LAKE BUENA VISTA, Fla. -- While Braves manager Bobby Cox was delivering his final preseason address on Tuesday morning, bullpen coach Eddie Perez noticed that four-time All-Star catcher Brian McCann was as wide-eyed and attentive as any of the young Minor Leaguers who were listening to a legendary figure speak.

"He looked like he was experiencing his first day in the big leagues," Perez said. "He's the same guy that he's always been. I love that about him."

As McCann has established himself as one of the game's top catchers -- and a leader within the Braves' clubhouse -- he has maintained a sense of humility that is better understood when he honestly explains that he never truly believed he might play in the Majors until he arrived at Spring Training in 2005.

Seven months later, after blazing a trail through the Southern League with Double-A Mississippi, McCann found himself utilizing his first career postseason at-bat to drill a three-run homer off Roger Clemens in Game 2 of the National League Championship Series.

Just three years earlier, while establishing himself as a standout player at suburban Atlanta's Duluth High School, McCann never allowed himself to believe there was a chance that he would soon be playing at Turner Field or any other Major League stadium.

"To me, it was just such a far-fetched dream, that even in high school, when they were ranking me the top catcher, it just seemed so impossible," McCann said. "Even after my season with [Class A] Rome, it just seemed like it was so far away. I think when I got to Double-A, the year that I got called up, I didn't think anything about it. I was thinking that I needed to get so much better and prove myself."

McCann introduced himself to the Major League level on June 10, 2005, with a two-hit performance that was highlighted by a second-inning RBI single against A's right-hander Dan Haren.
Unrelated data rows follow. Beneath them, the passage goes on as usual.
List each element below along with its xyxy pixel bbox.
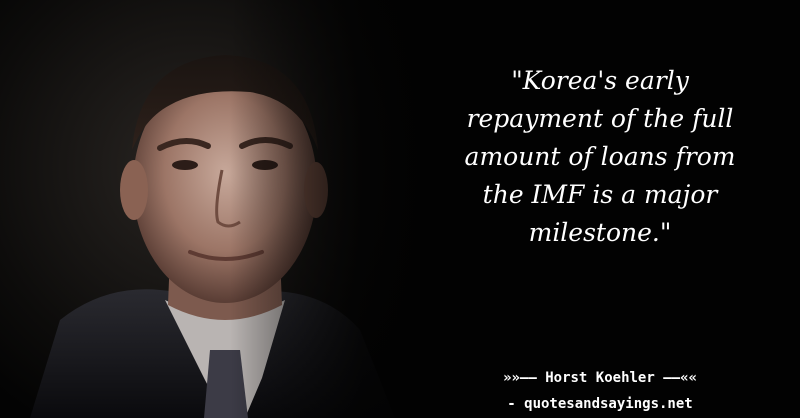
quote-line: milestone." (528, 218, 672, 247)
photo-fade-overlay (230, 0, 450, 418)
quote-author: »»–– Horst Koehler ––«« (503, 370, 697, 386)
quote-source: - quotesandsayings.net (507, 396, 693, 412)
quote-card: "Korea's early repayment of the full amo… (0, 0, 800, 418)
quote-line: "Korea's early (511, 66, 689, 95)
quote-line: repayment of the full (466, 104, 734, 133)
quote-line: amount of loans from (464, 142, 736, 171)
quote-line: the IMF is a major (482, 180, 718, 209)
quote-text: "Korea's early repayment of the full amo… (430, 62, 770, 252)
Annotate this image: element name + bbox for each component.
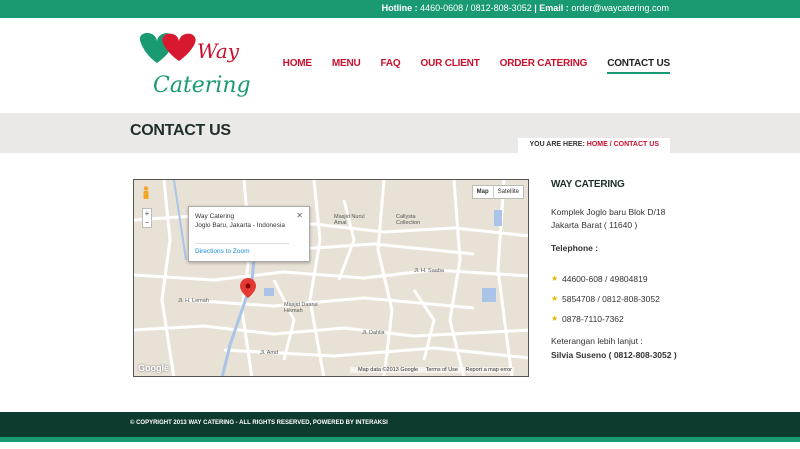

This memorable first career at-bat only served as a sign of things to come from the young catcher, who has won three National League Silver Slugger Awards and gained his four All-Star appearances after just four full seasons at the Major League level he thought he'd never experience.
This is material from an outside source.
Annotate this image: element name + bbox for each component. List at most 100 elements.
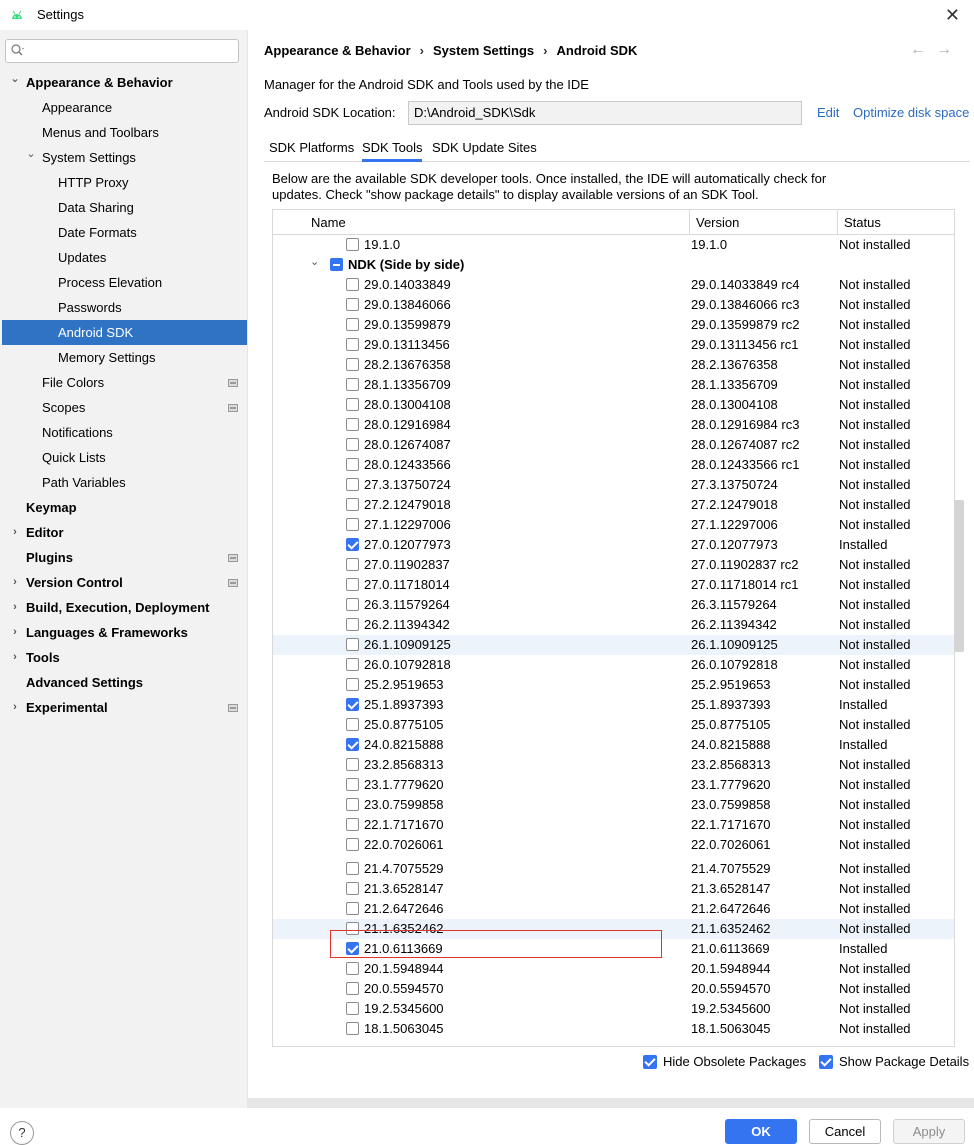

Dating back to the start of the 2006 season, McCann leads all Major League catchers in home runs (86), doubles (149), extra-base hits (237) and RBIs (366). In the process, his left-handed swing has produced a .295 batting average and a .863 OPS.

"All of that stuff hasn't hit me," said McCann of the awards and accolades. "I go out and play the best that I can. I'm trying to get better every year, because I want to do what I've been doing for the next 10 years."

As the 26-year-old McCann prepares for his sixth Major League season as the only remaining member of the Baby Braves bunch that stirred Atlanta in 2005, he still remembers arriving on the Major League scene desperate to gather any guidance that would allow him to realize his goal of never returning to the Minor Leagues.

"You're trying to learn so much and so fast," McCann said. "These guys were a lot better than me and I needed to learn a lot quick. I felt like I did that. I was around the right people. I picked things up pretty fast."

Through his interactions with John Smoltz and Tim Hudson, McCann credits the improvements he made in his game-calling skills. Through his relationship with Chipper Jones, he believes that he became a better hitter, courtesy of the fact that the veteran third baseman was able to provide him an ability to better understand how to read the tendencies of opposing pitchers.

When asked about the strides that he's made defensively, McCann points in the direction of Marlins manager and former Braves coach Fredi Gonzalez, Perez and Braves bench coach Chino Cadahia.

"I love to talk to him about catching, because he wants to learn," said Perez, who spent nine of his 11 Major League seasons as a backup catcher for the Braves. "I've always said, 'If you've got a smart catcher, then the team is going to be good.' He's got that. He's one of those guys who wants to win."

Like Perez, Cox has come to recognize McCann as a player whose contributions extend beyond what he provides from the offensive and defensive standpoints.

"He's become a leader and everything," Cox said. "He does everything that you want."